With the Kansas Legislature expected to adopt a new school funding formula this session, the Shawnee Mission School Board has authorized a task force to identify its priorities for the upcoming debate.
Board members decided Monday that Superintendent Jim Hinson should administer the task force, which is expected to make a preliminary report at the next meeting in October.
“We have to define what we want we want to see in the new formula components,” Hinson said. “We need a task force that’s going to have to deal with these issues quickly…We have to engage the community in this conversation.”
The board, however, rejected a proposal by board member Brad Stratton that would have had board members establish and run the task force. Stratton said that would assure all the task force meetings would be open to the public.
Stratton’s proposal failed after none of the board supported his motion.
“Unfortunately, none of my board peers were willing to ‘second’ my motion to have a ‘board-appointed’ task force because of the concern that all the task force meetings would be subject to the Kansas Open Meeting Act,” Stratton said after the board meeting.
“My hope was to turn the tide of the practice of having closed-door task force meetings in the Shawnee Mission district especially with such an important subject as the future of the Kansas school finance formula.”

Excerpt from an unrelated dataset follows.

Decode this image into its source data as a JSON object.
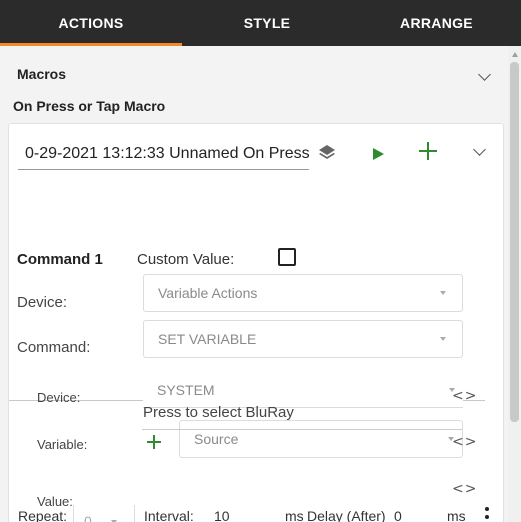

Hinson said he wanted to have three board members serve on the task force and hold a series of community meetings that would include outreach to PTAs and other organizations interested in education.
He also said information would be provided on the school website regarding the task force deliberations.
“We all have to stand together on this issue, which means a lot of dialogue in advance,” Hinson said.
Before the board decided to authorize the task force, it listened to presentations from attorney and civic leader Fred Logan, and its lobbyist, Stuart Little.
Logan said the Shawnee Mission school district has been critical of the school funding formula originally adopted by the legislature in 1992, and has been calling for a new one since 2003.
He also said the Kansas Supreme Court has consistently allowed school districts to pursue additional local funding, once the constitutional requirements for adequate funding for all students in the state are met.
Hinson has been a strong advocate of allowing local districts have authority to raise additional revenues to provide the quality of education desired by its parents.
Logan said he was confident the legislature will adopt a new school funding formula next spring.